Level 1 is the default type parameter. For higher security levels, specify explicitly:

```rust
use sqisign_verify::{PublicKey, Signature, Level3, Verifier};

fn verify(pk_bytes: &[u8], sig_bytes: &[u8], msg: &[u8]) -> Result<(), sqisign_verify::Error> {
    let pk = PublicKey::<Level3>::from_bytes(pk_bytes)?;
    let sig = Signature::<Level3>::from_bytes(sig_bytes)?;
    pk.verify(msg, &sig)?;
    Ok(())
}
```

## Signature formats

Three wire formats with different size/speed tradeoffs. Format detection is purely length-based (each format has a unique byte count per level).

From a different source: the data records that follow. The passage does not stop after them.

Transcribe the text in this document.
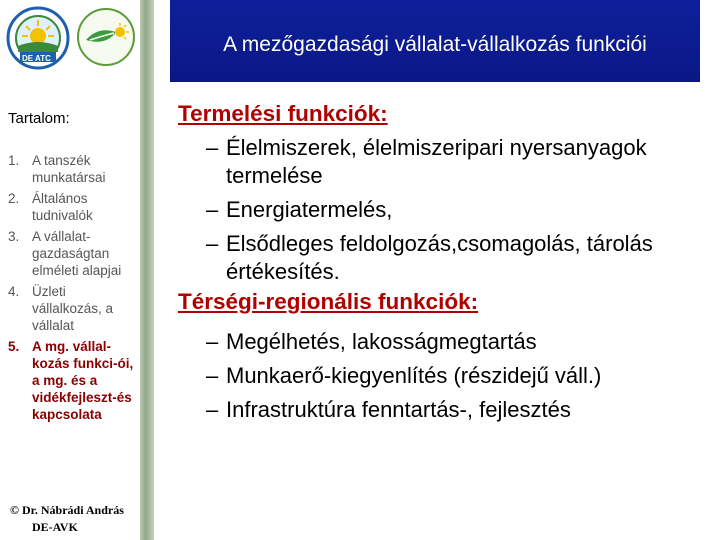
DE ATC
A mezőgazdasági vállalat-vállalkozás funkciói
Tartalom:
1. A tanszék munkatársai
2. Általános tudnivalók
3. A vállalat-gazdaságtan elméleti alapjai
4. Üzleti vállalkozás, a vállalat
5. A mg. vállal-kozás funkci-ói, a mg. és a vidékfejleszt-és kapcsolata
© Dr. Nábrádi András
DE-AVK
Termelési funkciók:
– Élelmiszerek, élelmiszeripari nyersanyagok termelése
– Energiatermelés,
– Elsődleges feldolgozás,csomagolás, tárolás értékesítés.
Térségi-regionális funkciók:
– Megélhetés, lakosságmegtartás
– Munkaerő-kiegyenlítés (részidejű váll.)
– Infrastruktúra fenntartás-, fejlesztés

| Format | L1 | L3 | L5 | Verify (L1) |
|---|---|---|---|---|
| Compressed | 129 bytes | 196 bytes | 257 bytes | 6.83 ms |
| Standard | 148 bytes | 224 bytes | 292 bytes | 4.65 ms |
| Expanded | 212 bytes | 316 bytes | 420 bytes | 3.82 ms |

Public keys are 65 bytes (L1), 97 bytes (L3), 129 bytes (L5).

## Performance

Intel Xeon @ 2.80 GHz, `--release`, `target-cpu=native`:

| Operation | L1 | vs C reference |
|---|---|---|
| Verify (expanded) | 3.82 ms | 41% faster |
| Verify (standard) | 4.65 ms | 29% faster |
| Verify (compressed) | 6.83 ms | comparable |

Verification outperforms the C reference because LLVM aggressively inlines field arithmetic across crate boundaries.

## Types

- `PublicKey<L>`: Montgomery curve coefficient + torsion hint byte
- `Signature<L>`: standard NIST v2.0 format (2×2 matrix + hints)
- `ExpandedSignature<L>`: pre-evaluated kernel points (fastest verification)
- `CompressedSignature<L>`: 3-of-4 matrix entries, 4th recovered via Weil pairing
- `Scalar<L>`: fixed-width multi-precision integer for matrix entries and challenge

The default type parameter is `Level1`, so `PublicKey` and `PublicKey<Level1>` are equivalent. Use `Level3` or `Level5` for higher security levels.

## `no_std`

This crate is `no_std` by default with zero heap allocation. Add the `std` feature if you need `std::error::Error` impls:

```toml
sqisign-verify = { version = "0.3", features = ["std"] }
```

## References

SQIsign was introduced by De Feo, Kohel, Leroux, Petit, and Wesolowski (ASIACRYPT 2020). The v2.0 construction uses (2,2)-isogenies in the theta model following the SQIsign2D-West approach (Basso, Dartois, De Feo, Leroux, Maino, Pope, Robert, Wesolowski, ASIACRYPT 2024).